Une légende persistante veut que Louis XIV n’ait pris qu’un seul bain au cours de sa vie… De nos jours, la Cour du Roi-Soleil est particulièrement décriée pour son hygiène déplorable. Il est vrai qu’au Moyen-Âge, on se lave beaucoup plus souvent que sous l’Ancien-Régime, époque qui semble afficher une régression dans ce domaine. Même si l’hygiène à Versailles nous semble légère, les courtisans sont loin d’être ces monstres de saleté ces personnages crasseux et emperruqués qui se soulagent dans les couloirs et se parfument à l’excès dans le seul but de camoufler leurs odeurs corporelles.

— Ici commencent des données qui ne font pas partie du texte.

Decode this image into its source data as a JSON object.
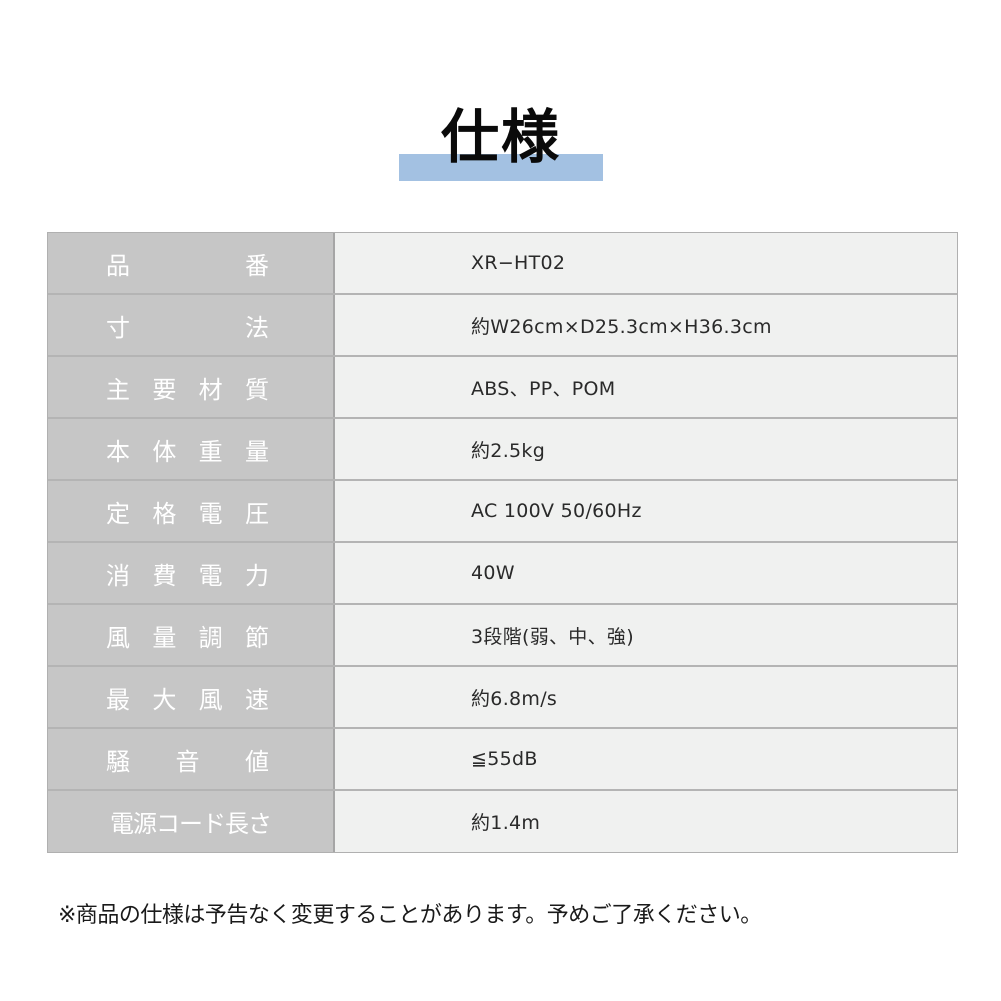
{
  "title": "仕様",
  "colors": {
    "title_bar": "#a3c1e2",
    "label_bg": "#c6c6c6",
    "value_bg": "#f0f1f0"
  },
  "specs": [
    {
      "label_chars": [
        "品",
        "番"
      ],
      "value": "XR−HT02"
    },
    {
      "label_chars": [
        "寸",
        "法"
      ],
      "value": "約W26cm×D25.3cm×H36.3cm"
    },
    {
      "label_chars": [
        "主",
        "要",
        "材",
        "質"
      ],
      "value": "ABS、PP、POM"
    },
    {
      "label_chars": [
        "本",
        "体",
        "重",
        "量"
      ],
      "value": "約2.5kg"
    },
    {
      "label_chars": [
        "定",
        "格",
        "電",
        "圧"
      ],
      "value": "AC 100V  50/60Hz"
    },
    {
      "label_chars": [
        "消",
        "費",
        "電",
        "力"
      ],
      "value": "40W"
    },
    {
      "label_chars": [
        "風",
        "量",
        "調",
        "節"
      ],
      "value": "3段階(弱、中、強)"
    },
    {
      "label_chars": [
        "最",
        "大",
        "風",
        "速"
      ],
      "value": "約6.8m/s"
    },
    {
      "label_chars": [
        "騒",
        "音",
        "値"
      ],
      "value": "≦55dB"
    },
    {
      "label": "電源コード長さ",
      "value": "約1.4m"
    }
  ],
  "note": "※商品の仕様は予告なく変更することがあります。予めご了承ください。"
}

L’eau et la propreté sous Louis XIV
Contrairement à une idée reçue, Versailles dispose d’arrivées d’eau courante dès le règne de Louis XIII, alors que le château n’est encore qu’un modeste relais de chasse. Pour son palais des merveilles, Louis XIV exige tout ce qui est à la pointe de la technologie, y compris en terme d’installations d’hygiène. Il dépense des fortunes colossales pour faire arriver l’eau jusqu’au château : l’eau pour le parc et ses innombrables fontaines, mais aussi pour les usages quotidiens, la nourriture et les ablutions. Le Roi n’oublie pas non plus sa capitale, puisque dans les années 1680/1685, il fait installer onze fontaines permettant aux habitants d’accéder à ce que l’on appelle alors l’eau « bonne à boire ».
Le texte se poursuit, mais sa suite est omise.